Some courses may have prerequisites, for example to take course 0 you have to first take course 1, which is expressed as a pair: [0,1]
Given the total number of courses and a list of prerequisite pairs, is it possible for you to finish all courses?
For example:
2, [[1,0]]
There are a total of 2 courses to take. To take course 1 you should have finished course 0. So it is possible.
2, [[1,0],[0,1]]
There are a total of 2 courses to take. To take course 1 you should have finished course 0, and to take course 0 you should also have finished course 1. So it is impossible.
Note:
The input prerequisites is a graph represented by a list of edges, not adjacency matrices.
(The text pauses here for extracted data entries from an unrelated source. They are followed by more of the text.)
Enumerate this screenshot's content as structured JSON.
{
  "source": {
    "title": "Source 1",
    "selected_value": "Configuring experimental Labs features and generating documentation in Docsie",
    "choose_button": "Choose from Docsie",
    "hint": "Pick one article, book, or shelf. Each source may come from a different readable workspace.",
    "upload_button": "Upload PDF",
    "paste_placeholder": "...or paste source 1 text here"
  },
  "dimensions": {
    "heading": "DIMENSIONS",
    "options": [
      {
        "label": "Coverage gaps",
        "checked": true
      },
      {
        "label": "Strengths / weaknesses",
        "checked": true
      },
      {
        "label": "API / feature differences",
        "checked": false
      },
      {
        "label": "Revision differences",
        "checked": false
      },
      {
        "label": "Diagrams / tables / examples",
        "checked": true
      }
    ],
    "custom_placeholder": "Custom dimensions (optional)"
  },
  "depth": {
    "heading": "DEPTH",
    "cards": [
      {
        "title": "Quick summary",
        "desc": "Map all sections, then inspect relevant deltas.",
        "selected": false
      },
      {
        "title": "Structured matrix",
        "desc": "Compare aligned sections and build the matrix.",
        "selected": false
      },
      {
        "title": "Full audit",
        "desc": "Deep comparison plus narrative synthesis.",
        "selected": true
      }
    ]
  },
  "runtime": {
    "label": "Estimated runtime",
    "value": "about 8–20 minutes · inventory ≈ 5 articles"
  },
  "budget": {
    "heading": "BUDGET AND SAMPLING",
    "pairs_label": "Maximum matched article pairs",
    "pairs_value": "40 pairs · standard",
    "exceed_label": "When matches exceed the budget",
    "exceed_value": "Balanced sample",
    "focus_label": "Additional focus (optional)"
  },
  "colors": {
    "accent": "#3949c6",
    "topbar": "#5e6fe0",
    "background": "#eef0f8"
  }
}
Read more about how a graph is represented.
题目大意:给一堆课程依赖,找出是否可以顺利修完全部课程,拓扑排序。
解法一:DFS+剪枝,DFS探测是否有环,图的表示采用矩阵。
public boolean canFinish(int n, int[][] p) {
if (p == null || p.length == 0) {
return true;
}
int row = p.length;
int[][] pre = new int[n][n];
for (int i = 0; i < n; i++) {
Arrays.fill(pre[i], -1);
}
for (int i = 0; i < row; i++) {
pre[p[i][0]][p[i][1]] = p[i][1];
}
// System.out.println(Arrays.deepToString(pre));
for (int i = 0; i < n; i++) {
for (int j = 0; j < n; j++) {
if (i == j) {
continue;
}
if (pre[i][j] != -1) {
Deque<Integer> queue = new ArrayDeque<>();
queue.offer(pre[i][j]);
Set<Integer> circleDep = new HashSet<>();
circleDep.add(pre[i][j]);
while (!queue.isEmpty()) {
int dep = queue.poll();
if (dep >= row) {
continue;
}
for (int k = 0; k < n; k++) {
if (pre[dep][k] == -1) {
continue;
}
if (circleDep.contains(pre[dep][k])) {
return false;
}
queue.offer(pre[dep][k]);
circleDep.add(pre[dep][k]);
pre[dep][k]=-1;
}
}
}
}
}
return true;
}
解法二:BFS,参考别人的思路,也是用矩阵表示图,另外用indegree表示入度,先把入度为0的加入队列,当队列非空,逐个取出队列中的元素,indegree[i]-1==0的继续入队列,BFS遍历整个图,用count记录课程数,如果等于给定值则返回true。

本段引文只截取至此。